Je suis dans la joie, mon petit La Harpe vient de remporter le prix de l’Académie.

J’attends une autre joie, celle de lire le discours de M. Thomas[3].


6642. — DE M. HENNIN[4].
Le 31 décembre 1766.

Que dites-vous, monsieur, de notre besogne. La bombe a éclaté[5], et c’est moi qui suis chargé d’en jeter les éclats au nez de ceux qui le méritent. Vous jugez bien que je ne prendrai pas mon élan pour cela, mais je ferai strictement mon devoir. Vous savez peut-être que les Vingt-Quatre[6] croient m’avoir la plus grande obligation, et me font les plus belles démonstrations d’amitié. Puisse le ciel les éclairer, et faire tomber le verre que la vanité a mis sur leurs yeux.

Je vous embrasse et n’espère pas aller de sitôt à Ferney.

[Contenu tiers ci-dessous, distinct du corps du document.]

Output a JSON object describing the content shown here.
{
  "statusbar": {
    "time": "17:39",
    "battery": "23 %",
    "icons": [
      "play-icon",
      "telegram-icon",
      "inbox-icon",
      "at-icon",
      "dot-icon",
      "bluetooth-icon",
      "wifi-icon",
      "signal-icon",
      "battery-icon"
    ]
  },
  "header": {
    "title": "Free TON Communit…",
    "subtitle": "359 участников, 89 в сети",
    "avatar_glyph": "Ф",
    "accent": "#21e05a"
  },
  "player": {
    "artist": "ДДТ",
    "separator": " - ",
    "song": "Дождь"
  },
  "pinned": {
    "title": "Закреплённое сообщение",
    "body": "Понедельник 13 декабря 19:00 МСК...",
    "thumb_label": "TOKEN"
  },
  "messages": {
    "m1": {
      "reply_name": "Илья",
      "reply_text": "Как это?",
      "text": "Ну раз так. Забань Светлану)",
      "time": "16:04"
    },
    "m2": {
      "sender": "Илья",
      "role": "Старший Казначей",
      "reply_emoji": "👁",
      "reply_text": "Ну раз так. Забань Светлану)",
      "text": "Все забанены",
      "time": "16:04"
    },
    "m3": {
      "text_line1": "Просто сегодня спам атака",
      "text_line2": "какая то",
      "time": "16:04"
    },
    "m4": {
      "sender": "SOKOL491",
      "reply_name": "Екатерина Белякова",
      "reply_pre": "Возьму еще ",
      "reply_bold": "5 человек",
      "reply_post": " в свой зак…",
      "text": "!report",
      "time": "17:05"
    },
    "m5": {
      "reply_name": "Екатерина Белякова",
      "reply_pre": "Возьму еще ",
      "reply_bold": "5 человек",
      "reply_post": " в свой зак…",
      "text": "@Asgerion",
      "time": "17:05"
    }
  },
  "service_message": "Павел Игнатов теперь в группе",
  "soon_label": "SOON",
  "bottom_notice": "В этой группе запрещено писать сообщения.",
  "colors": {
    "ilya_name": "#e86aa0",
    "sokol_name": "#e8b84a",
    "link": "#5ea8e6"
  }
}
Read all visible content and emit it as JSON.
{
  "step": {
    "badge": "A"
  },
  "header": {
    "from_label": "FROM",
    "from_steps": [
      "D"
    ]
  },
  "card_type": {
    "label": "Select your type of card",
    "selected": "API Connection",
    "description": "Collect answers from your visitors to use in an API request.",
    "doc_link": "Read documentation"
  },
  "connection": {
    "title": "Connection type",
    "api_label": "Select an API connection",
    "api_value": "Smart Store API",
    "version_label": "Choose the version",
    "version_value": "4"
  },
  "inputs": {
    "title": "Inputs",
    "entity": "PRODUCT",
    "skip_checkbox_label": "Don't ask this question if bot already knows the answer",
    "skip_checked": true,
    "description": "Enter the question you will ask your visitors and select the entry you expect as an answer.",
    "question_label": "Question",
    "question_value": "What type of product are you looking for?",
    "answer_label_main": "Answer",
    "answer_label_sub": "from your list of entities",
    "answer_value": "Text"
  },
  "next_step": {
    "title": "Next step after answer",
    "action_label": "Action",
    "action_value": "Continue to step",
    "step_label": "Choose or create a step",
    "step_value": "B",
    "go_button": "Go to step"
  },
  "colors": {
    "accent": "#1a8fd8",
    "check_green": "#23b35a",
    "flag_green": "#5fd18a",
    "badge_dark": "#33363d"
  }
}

6643. — À M. LE PRINCE DMITRI GALLITZIN[7].
31 décembre 1766, à Ferney, par Genève.

Monsieur, je n’ai reçu aucune lettre de Votre Excellence depuis plus de six mois. La dernière lettre dont Sa Majesté impé-

  1. Le chevalier de Taulès.
  2. De Le Mierre ; voyez lettre 6583.
  3. Voyez lettre 6625.
  4. Correspondance inédite de Voltaire avec P.-M. Hennin ; 1825.
  5. Les affaires de Genève, loin de s’arranger, s’embrouillaient de plus en plus. Les représentants attiraient par leur conduite le mécontentement du cabinet de Versailles. Le projet de règlement dressé par les médiateurs venait d’être rejeté. (Voyez lettre du 27 novembre.) Le chevalier de Beauteville quitta Genève pour se rendre à Soleure le 30 décembre 1766. Il fut dès lors question de former un cordon de troupes, d’investir Genève, et de pacifier la république par la force, puisque les négociations ne faisaient point parvenir à ce but.
  6. Les Vingt-Quatre étaient, comme on l’a déjà vu, des commissaires nommés par les représentants pour défendre leur cause auprès des médiateurs.
  7. Collection de documents, mémoires et correspondances relatifs à l’histoire de l’empire de Russie, tome XV, page 622.